Data retention poses a lurking threat in healthcare

A comparative analysis of retention mandates across different global regions reveals a clear trend: Most healthcare systems store data for 7–10+ years, even as over 90% of that data goes unused for clinical care.

The result? An ever-expanding attack surface, inflated storage costs, and diminishing returns on digital investment. New privacy laws, such as the EU’s General Data Protection Regulation (GDPR) and India’s Digital Personal Data Protection (DPDP) Act, promote data minimization and purpose-bound storage. At the same time, decentralized models such as Estonia’s federated architecture and India’s Ayushman Bharat Digital Mission (ABDM) are shifting the focus of control toward patients. However, while ABDM enables long-term digital access to health records, it does not mandate deletion, creating a risk of indefinite storage unless DPDP’s data lifecycle mandates are actively enforced. Some of the key trends emerging from our comparison of data retention rules across regions include:

• Over-retention is the norm, and it’s putting systems at risk
  Over half of the surveyed countries mandate healthcare data retention beyond a decade. France and Brazil require data to be stored for 20 years, and Estonia allows up to 30 years. While these policies may be designed to protect against legal risk, they create massive troves of outdated, sensitive data that offer little clinical value but remain highly vulnerable to breaches.
• Legal ambiguity is fueling inertia, especially in the US and India
  The US does not have a federal retention mandate, placing the responsibility on states, which vary in duration from 6 to 11 years. In India, while paper-based systems were once recommended for just 3 years, digital transformation through ABDM has enabled long-term record accessibility. However, the newly enacted DPDP Act explicitly requires data to be deleted once its purpose is fulfilled, a mandate many providers have yet to operationalize. The result is a ‘keep everything just in case’ approach that expands breach risk without strategic benefit.
• Data minimization is rising in law but lagging in practice
  Both GDPR and DPDP codify the principle of storing data only ‘as long as necessary.’ Yet, enforcement and implementation are inconsistent. Estonia stands out with its patient-consented, federated health data system where no central database exists, and access is limited to what’s needed and when needed. It’s a blueprint for balancing innovation and privacy that others can learn from.

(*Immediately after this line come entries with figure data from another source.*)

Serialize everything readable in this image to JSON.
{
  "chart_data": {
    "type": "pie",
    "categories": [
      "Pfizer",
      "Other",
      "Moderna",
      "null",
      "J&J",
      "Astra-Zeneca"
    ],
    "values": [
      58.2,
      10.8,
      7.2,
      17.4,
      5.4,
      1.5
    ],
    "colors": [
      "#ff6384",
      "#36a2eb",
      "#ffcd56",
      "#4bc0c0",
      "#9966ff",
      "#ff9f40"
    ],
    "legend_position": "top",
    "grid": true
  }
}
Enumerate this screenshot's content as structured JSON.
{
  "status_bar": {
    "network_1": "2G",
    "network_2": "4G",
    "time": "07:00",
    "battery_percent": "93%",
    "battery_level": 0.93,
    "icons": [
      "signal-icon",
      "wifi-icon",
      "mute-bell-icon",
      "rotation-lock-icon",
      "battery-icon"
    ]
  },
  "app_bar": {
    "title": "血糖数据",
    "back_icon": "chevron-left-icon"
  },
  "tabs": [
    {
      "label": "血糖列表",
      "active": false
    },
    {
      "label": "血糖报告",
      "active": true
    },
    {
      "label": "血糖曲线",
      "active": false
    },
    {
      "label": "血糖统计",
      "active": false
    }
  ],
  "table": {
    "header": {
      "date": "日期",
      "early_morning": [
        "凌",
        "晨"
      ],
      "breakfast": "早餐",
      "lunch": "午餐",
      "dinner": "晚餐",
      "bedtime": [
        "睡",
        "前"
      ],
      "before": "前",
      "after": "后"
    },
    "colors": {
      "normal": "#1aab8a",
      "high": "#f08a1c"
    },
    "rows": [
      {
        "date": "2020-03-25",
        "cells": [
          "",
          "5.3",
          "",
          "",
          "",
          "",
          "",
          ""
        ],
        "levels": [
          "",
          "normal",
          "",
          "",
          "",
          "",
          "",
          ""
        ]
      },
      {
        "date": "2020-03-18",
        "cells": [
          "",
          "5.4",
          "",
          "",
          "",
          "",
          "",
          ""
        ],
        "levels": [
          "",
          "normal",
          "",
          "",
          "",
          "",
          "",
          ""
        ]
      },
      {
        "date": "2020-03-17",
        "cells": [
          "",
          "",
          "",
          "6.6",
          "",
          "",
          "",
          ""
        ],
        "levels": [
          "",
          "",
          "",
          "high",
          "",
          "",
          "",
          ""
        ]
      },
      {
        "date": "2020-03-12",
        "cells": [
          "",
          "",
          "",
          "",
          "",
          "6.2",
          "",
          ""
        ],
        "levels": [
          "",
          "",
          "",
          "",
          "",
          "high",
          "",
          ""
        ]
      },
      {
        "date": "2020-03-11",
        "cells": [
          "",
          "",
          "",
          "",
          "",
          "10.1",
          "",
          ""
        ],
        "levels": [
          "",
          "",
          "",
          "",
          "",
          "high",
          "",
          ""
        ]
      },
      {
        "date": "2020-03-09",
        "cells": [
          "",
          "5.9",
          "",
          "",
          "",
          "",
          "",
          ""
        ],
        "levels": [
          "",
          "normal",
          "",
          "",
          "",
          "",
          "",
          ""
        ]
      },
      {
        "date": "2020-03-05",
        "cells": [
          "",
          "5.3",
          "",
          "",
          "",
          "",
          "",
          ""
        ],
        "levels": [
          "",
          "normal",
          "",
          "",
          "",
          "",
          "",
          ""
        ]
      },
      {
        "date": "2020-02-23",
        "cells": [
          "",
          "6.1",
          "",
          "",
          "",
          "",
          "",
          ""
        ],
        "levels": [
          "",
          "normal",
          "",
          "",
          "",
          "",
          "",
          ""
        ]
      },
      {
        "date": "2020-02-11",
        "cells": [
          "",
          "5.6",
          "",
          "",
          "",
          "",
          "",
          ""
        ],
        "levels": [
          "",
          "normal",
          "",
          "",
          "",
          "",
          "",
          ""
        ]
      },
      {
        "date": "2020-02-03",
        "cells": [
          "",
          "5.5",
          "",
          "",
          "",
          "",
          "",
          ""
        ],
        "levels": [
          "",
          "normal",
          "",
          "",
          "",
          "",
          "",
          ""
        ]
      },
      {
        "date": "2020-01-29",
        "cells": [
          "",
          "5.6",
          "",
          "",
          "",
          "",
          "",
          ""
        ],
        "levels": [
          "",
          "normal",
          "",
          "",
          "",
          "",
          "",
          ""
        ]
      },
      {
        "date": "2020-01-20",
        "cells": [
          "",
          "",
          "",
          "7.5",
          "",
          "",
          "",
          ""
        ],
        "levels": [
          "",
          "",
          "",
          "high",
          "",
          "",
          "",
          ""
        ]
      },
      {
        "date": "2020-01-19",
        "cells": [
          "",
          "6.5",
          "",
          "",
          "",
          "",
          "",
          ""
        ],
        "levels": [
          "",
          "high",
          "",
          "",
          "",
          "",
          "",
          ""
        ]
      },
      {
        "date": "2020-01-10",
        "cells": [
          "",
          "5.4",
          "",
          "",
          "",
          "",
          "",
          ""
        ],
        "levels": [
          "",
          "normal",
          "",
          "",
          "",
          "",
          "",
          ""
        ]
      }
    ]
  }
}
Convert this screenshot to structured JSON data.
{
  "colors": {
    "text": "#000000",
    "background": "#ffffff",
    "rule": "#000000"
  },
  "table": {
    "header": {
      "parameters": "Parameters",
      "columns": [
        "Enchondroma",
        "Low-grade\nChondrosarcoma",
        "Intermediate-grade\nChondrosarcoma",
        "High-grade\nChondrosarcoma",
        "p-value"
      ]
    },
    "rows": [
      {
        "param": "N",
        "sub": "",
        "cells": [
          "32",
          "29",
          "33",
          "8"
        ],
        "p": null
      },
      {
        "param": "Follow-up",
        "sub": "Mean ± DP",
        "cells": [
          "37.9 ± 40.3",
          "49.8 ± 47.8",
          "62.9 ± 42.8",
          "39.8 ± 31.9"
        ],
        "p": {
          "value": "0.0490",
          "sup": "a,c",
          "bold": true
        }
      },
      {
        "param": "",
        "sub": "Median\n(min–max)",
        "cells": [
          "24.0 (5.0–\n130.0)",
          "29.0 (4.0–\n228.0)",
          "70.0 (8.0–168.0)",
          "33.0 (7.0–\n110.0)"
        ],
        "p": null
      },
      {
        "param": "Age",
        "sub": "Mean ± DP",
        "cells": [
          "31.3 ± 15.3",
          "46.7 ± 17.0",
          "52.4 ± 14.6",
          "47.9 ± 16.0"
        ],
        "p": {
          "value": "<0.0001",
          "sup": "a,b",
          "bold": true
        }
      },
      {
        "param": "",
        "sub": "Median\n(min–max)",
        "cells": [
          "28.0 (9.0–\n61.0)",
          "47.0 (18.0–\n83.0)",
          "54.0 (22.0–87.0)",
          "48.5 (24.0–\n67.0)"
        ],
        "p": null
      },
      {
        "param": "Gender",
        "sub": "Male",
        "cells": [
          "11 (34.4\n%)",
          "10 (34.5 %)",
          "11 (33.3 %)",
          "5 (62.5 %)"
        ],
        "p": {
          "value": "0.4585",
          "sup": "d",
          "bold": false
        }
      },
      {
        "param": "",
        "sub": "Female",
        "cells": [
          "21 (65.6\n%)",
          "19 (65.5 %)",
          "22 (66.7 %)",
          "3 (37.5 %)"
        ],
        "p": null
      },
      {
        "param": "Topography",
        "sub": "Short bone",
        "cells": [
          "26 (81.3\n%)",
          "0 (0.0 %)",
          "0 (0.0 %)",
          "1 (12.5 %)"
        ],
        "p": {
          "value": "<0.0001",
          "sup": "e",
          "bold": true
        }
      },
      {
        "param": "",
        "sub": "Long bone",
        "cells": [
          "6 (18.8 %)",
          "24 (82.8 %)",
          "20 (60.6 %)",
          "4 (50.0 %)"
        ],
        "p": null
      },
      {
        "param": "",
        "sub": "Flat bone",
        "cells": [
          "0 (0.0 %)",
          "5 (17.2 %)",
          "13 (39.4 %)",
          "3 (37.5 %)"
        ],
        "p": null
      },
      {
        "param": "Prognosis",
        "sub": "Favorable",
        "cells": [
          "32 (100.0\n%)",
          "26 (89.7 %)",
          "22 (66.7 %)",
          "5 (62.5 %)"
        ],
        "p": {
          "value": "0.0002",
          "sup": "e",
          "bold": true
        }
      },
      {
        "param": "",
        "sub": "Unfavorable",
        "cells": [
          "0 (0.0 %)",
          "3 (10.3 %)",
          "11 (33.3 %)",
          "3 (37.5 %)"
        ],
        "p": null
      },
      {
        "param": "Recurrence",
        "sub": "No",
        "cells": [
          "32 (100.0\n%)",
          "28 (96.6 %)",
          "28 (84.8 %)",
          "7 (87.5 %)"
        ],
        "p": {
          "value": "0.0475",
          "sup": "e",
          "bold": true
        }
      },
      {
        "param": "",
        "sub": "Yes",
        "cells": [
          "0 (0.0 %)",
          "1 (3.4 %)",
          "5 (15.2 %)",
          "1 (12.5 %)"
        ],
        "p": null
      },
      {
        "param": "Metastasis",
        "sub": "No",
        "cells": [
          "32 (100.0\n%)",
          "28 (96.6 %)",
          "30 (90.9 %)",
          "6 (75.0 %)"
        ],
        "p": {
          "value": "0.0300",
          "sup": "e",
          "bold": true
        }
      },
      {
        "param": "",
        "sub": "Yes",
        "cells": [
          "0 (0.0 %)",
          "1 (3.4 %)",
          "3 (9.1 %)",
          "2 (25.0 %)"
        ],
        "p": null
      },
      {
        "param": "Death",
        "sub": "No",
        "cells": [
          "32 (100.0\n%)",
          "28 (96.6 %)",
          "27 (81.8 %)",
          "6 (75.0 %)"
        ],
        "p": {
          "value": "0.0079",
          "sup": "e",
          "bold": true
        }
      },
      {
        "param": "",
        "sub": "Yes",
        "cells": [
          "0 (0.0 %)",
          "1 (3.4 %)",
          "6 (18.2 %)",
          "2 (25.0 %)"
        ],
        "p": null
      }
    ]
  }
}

The Bottom Line: Shrinking how long you store data is the smartest security you can buy.

Enterprise healthcare leaders can’t afford to defend everything forever. By aligning legal, IT, and clinical operations around risk-tiered data retention and embracing federated, purpose-bound access models, they can dramatically reduce the attack surface, improve compliance, and lower breach impact. The future isn’t just about protecting more; it’s about storing less and being smarter.